Наша встреча была неожиданной и абсурдной, как в моих рассказах.

– Здравствуйте, дорогая, вы помните, как мы общались в Питере в 2000-м году?

Я не помнила. Я не могла помнить, что было в 2000-м году, тем более в Питере. Но я вежливо улыбнулась и сказала:

– Кажется, припоминаю… Только не в Питере, а в Харькове.

– Ну что ж, я за – всеми шестью конечностями.

– И кажется, это были не вы… Но почему – всеми шестью конечностями?

У него были цепкие, неестественно длинные пальцы и серые сумасшедшие глаза.

– И что, собственно, вы подразумеваете под конечностями? – недоумевала я, а про себя думала: «Это все оттого, что моей прозе чего-то не хватает».

– Конечности – это окончания, то есть концы, – сказал он веско.

– Но почему же у вас шесть концов?

– Ну как же: две руки, две ноги, два уха. Три парных конца.

– Но почему уши – концы? Что они кончают… оканчивают?

– Вам не кажется, что наш разговор не совсем приличен? Я знал, что вы неприличная писательница, но не до такой же степени…

Разговор был не неприличен, скорее странен, но есть такие люди, которые все необычное считают неприличным. Я хотела сказать об этом своему внезапному собеседнику – но вместо него на мокрой пожухлой траве сидел черный кот.

– Мявчик, мявчик, – сказала я, – а у тебя сколько конечностей?

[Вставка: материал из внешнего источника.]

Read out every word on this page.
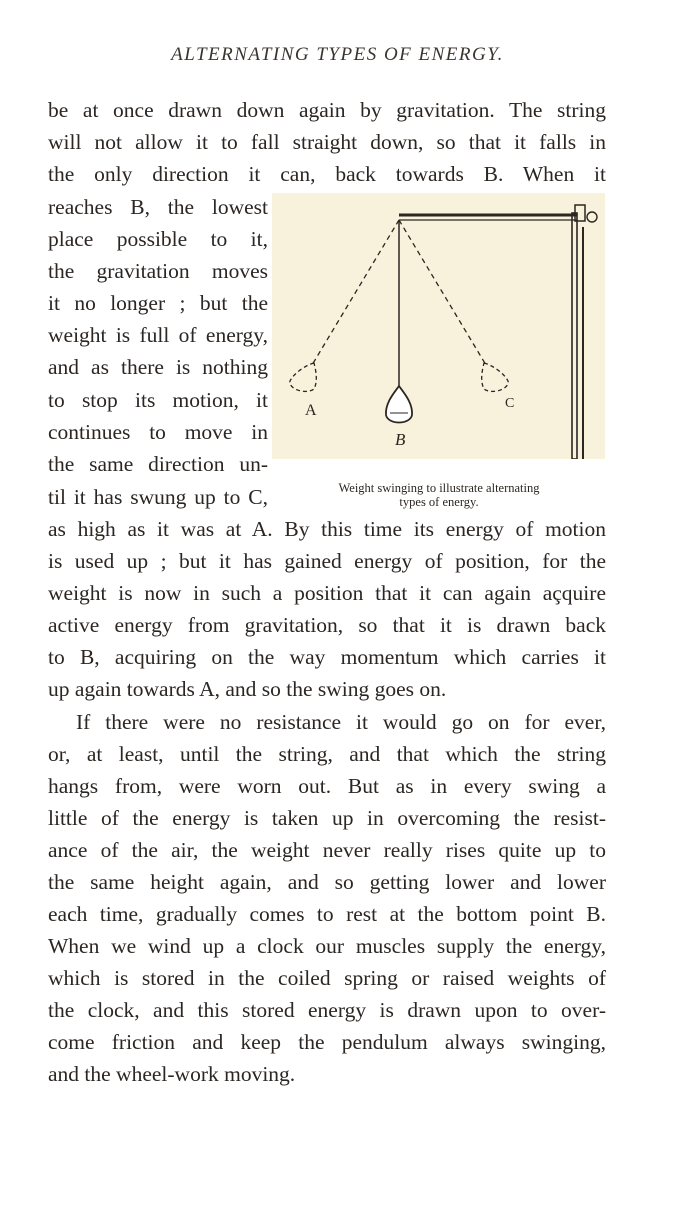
ALTERNATING TYPES OF ENERGY.
be at once drawn down again by gravitation. The string
will not allow it to fall straight down, so that it falls in
the only direction it can, back towards B. When it
reaches B, the lowest
place possible to it,
the gravitation moves
it no longer ; but the
weight is full of energy,
and as there is nothing
to stop its motion, it
continues to move in
the same direction un-
til it has swung up to C,
as high as it was at A. By this time its energy of motion
is used up ; but it has gained energy of position, for the
weight is now in such a position that it can again açquire
active energy from gravitation, so that it is drawn back
to B, acquiring on the way momentum which carries it
up again towards A, and so the swing goes on.
If there were no resistance it would go on for ever,
or, at least, until the string, and that which the string
hangs from, were worn out. But as in every swing a
little of the energy is taken up in overcoming the resist-
ance of the air, the weight never really rises quite up to
the same height again, and so getting lower and lower
each time, gradually comes to rest at the bottom point B.
When we wind up a clock our muscles supply the energy,
which is stored in the coiled spring or raised weights of
the clock, and this stored energy is drawn upon to over-
come friction and keep the pendulum always swinging,
and the wheel-work moving.
A
B
C
Weight swinging to illustrate alternating
types of energy.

– Шесть, как у всех, глупая вы женщина, – ответил он. – Четыре лапы, голова и хвост.

И полез на дерево. Не знаю, что со мной произошло, но я полезла за ним. Ведь обидно, когда какой-то мявчик называет глупой женщиной. Я лезла – а дерево раскачивалось. Я лезла – а дерево тряслось. Я лезла – а хвост черного кота был совсем близко, еще чуть-чуть – и я его поймаю. И, протянув руку вверх, я шлепнулась на землю.

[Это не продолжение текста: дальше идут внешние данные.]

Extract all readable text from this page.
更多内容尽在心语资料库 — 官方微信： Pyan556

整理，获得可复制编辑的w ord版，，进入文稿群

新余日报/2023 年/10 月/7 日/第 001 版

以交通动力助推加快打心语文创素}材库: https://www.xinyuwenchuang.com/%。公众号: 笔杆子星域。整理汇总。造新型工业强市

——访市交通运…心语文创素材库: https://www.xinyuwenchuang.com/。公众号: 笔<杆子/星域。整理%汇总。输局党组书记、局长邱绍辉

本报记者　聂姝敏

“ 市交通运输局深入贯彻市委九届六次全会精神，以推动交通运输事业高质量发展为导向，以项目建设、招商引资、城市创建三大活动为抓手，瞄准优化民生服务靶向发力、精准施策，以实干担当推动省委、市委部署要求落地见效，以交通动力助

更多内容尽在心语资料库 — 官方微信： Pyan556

Да, так все и должно быть. Моей прозе чего-то не хватает – и мне больно. Мне больно – и моей прозе чего-то не хватает. Я упала на бок – и там, в боку, теперь жил жук, он сидел под кожей и шуршал. Становилось холодно и темно. Никого не было. А в боку теперь поселился черный мявчик. Он скрипел зубами и царапался. Потом пришел леопард, он громко рычал и вырывал из меня куски мяса. Потом леопард ушел, но пришел лев. А потом – стадо слонов, вырывающих с корнем деревья.

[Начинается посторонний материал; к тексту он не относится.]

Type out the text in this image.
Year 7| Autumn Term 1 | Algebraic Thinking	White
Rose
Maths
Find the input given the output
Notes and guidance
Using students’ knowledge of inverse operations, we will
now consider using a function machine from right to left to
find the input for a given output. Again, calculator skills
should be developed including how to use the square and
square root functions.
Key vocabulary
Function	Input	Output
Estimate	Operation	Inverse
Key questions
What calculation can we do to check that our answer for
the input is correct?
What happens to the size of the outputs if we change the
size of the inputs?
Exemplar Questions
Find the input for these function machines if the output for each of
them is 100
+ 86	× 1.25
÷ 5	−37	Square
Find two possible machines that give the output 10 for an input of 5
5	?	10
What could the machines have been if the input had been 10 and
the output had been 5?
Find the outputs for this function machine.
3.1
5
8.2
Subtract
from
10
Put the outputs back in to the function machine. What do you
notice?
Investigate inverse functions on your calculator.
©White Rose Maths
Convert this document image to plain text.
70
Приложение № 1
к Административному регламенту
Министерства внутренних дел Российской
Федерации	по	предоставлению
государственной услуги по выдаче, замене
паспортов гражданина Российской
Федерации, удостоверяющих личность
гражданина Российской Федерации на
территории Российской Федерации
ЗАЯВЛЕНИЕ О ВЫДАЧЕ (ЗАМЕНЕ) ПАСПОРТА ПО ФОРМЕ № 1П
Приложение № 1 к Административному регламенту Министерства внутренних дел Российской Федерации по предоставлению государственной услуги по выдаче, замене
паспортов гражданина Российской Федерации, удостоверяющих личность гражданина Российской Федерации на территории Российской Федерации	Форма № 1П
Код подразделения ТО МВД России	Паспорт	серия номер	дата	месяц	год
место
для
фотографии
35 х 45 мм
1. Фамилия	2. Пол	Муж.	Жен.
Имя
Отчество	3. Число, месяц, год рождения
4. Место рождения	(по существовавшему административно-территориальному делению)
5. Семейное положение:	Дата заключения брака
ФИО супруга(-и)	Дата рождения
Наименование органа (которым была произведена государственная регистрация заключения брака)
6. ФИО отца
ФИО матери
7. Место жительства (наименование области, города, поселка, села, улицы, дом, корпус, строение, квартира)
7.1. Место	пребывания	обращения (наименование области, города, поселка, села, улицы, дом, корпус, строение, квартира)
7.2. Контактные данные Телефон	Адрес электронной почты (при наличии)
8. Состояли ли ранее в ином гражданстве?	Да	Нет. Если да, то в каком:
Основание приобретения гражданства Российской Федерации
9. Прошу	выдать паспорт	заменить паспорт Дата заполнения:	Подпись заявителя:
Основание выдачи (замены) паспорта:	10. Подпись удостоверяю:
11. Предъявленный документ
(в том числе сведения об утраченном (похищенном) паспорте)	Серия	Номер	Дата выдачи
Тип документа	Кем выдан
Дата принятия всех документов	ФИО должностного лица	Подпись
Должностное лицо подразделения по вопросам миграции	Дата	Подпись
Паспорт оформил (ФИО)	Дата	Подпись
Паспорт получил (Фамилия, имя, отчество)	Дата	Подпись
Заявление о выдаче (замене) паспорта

Ну и хорошо, думала я, очень даже хорошо. Теперь я точно вошла в историю, и вот – эта история уже закончилась. Может, именно этого и не хватало моей прозе – конца, окончания, конечности?

Я лежала под осенним небом и, глядя на звезды, говорила им:

– Вы извините меня за то, что я еще жива. Вы не думайте, я работаю над этим. Уверена, результат вам очень понравится.

И вдруг я вспомнила этого человека, который помнил меня в Питере в 2000-м году. Его звали Иван Глот, он был разнорабочий и горький пьяница, но ходил на все литературные вечера, которые проводились в городе. В Питере? В Харькове? Не все ли равно, главное – моей прозе все-таки чего-то не хватает. Этому рассказу – в том числе. Что бы такое подарить своему любимому критику?